Introducing Lisa Jean Hoefner, Older Adult Ministries Coordinator
Rev. Dr. Lisa Jean Hoefner is the new Older Adult Ministries Coordinator for Discipleship Ministries (part-time contract). Her new position began November 1, and we are excited to have her join us with her local, conference, and national experience.
Rev. Hoefner has served as a pastor of churches, director of cooperative ministries, and director of camping ministries from 1975-2020 in New York, Pennsylvania, Oregon, Idaho, and California. Twice, she began new congregations as part of the camp’s ministries in the communities in which they were located. She recently started a “Wild Church” in partnership with Hope Meadow at Hope United Methodist Church in Ephrata, Pennsylvania.
Rev. Hoefner is a graduate of Drew University (BA, 1975; DMin, 2006) and Yale Divinity School (MDiv, 1978). She enjoys playing in orchestras (violin) and bands (tuba) and singing in the choir. She tries not to miss opportunities to hike or canoe.
Whether as pastor of local congregations or director of camping and retreat ministries, she has always been passionate about designing and encouraging intergenerational and older-adult opportunities for service, fellowship, worship, support, and study. Some ministry highlights have included developing an older men’s service group that meets on Monday mornings as “the Pastor’s Fix-it Club.” The men gather to “fix the problems of the world” over a cup of coffee and then walk around the church facilities to see what fix-it tasks could be accomplished. She also started an intergenerational day camp that paired older adults from a local church with day campers (kindergarten through third grade) from a nearby congregation. She also started LOGOS youth/adult midweek Christian education sessions; a retreat for leaders of older adult to exchange ideas, resources, and mutual support; a camping/retreat ministry program in the Oregon-Idaho Conference that offered as many as 32 different opportunities for older adults each year, including “cherishing events” such as GrandCamps, “fellowship events” that build supportive community around flyfishing, hiking, quilting, birding, Shakespeare, and other interests, and “ministry strengthening events” like choir camps, spirituality and prayer, and mission-focused retreats.

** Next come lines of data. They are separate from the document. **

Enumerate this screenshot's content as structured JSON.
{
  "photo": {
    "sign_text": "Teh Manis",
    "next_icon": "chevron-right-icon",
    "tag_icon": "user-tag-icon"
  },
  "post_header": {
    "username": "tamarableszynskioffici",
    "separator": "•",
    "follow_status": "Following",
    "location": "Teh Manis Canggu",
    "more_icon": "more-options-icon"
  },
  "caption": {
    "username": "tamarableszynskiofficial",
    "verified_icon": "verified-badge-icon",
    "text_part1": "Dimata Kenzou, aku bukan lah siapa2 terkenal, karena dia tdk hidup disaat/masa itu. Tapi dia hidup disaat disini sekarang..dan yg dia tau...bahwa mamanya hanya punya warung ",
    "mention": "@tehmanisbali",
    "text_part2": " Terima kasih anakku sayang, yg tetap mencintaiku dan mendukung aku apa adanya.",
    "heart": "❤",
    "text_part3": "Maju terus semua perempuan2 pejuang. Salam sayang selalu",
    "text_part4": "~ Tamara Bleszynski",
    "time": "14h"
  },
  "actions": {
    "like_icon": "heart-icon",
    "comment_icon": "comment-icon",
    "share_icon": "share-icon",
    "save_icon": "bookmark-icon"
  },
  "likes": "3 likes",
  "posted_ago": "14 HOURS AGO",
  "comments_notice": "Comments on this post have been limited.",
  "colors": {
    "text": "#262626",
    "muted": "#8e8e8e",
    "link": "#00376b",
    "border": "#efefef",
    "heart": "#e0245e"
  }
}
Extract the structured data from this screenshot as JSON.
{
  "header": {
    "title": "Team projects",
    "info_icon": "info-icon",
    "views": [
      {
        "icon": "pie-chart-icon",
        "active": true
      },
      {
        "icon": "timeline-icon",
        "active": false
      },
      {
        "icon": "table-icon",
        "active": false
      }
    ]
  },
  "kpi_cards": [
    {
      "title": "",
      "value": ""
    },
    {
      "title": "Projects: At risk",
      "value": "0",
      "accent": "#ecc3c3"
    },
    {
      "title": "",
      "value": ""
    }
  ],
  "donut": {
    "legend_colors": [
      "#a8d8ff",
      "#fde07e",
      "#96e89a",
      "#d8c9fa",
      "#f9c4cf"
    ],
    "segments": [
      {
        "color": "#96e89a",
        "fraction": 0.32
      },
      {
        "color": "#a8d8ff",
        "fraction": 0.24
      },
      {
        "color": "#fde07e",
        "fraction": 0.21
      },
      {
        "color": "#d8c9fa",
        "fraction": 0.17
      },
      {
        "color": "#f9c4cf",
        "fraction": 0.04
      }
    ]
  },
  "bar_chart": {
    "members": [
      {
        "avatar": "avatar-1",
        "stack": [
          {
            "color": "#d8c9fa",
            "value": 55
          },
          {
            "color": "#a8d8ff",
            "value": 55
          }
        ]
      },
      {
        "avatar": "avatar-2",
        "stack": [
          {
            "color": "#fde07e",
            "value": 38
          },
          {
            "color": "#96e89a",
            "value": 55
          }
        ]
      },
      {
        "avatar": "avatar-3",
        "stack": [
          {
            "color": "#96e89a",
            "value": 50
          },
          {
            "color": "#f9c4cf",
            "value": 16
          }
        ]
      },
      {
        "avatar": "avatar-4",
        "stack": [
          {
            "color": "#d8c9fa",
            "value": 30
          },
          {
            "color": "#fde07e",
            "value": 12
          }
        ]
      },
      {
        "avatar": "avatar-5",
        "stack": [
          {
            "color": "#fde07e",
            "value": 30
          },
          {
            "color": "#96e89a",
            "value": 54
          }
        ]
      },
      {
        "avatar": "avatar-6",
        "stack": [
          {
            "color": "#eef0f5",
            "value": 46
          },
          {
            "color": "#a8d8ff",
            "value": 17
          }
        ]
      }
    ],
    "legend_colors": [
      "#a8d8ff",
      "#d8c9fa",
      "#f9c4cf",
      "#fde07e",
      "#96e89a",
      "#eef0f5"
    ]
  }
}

From her varied experiences, Rev. Hoefner writes:
All too often local congregations, in their desire for growth, express repeatedly the need for young families and young people and overlook the people they actually have – people with friends and neighbors with whom they could engage if the church is genuinely an inviting community for all ages. Too often, as a single, middle-aged adult, and now as an older adult myself, churches I visit act as if I’m not even there or don’t really count. This is a huge loss for everyone. We need one another. We are not in competition. The church can be one of the most powerful experiences of inclusive community that a young person (or an old person) will likely encounter in American society. I would love to be a part of strengthening our churches for this ministry vision.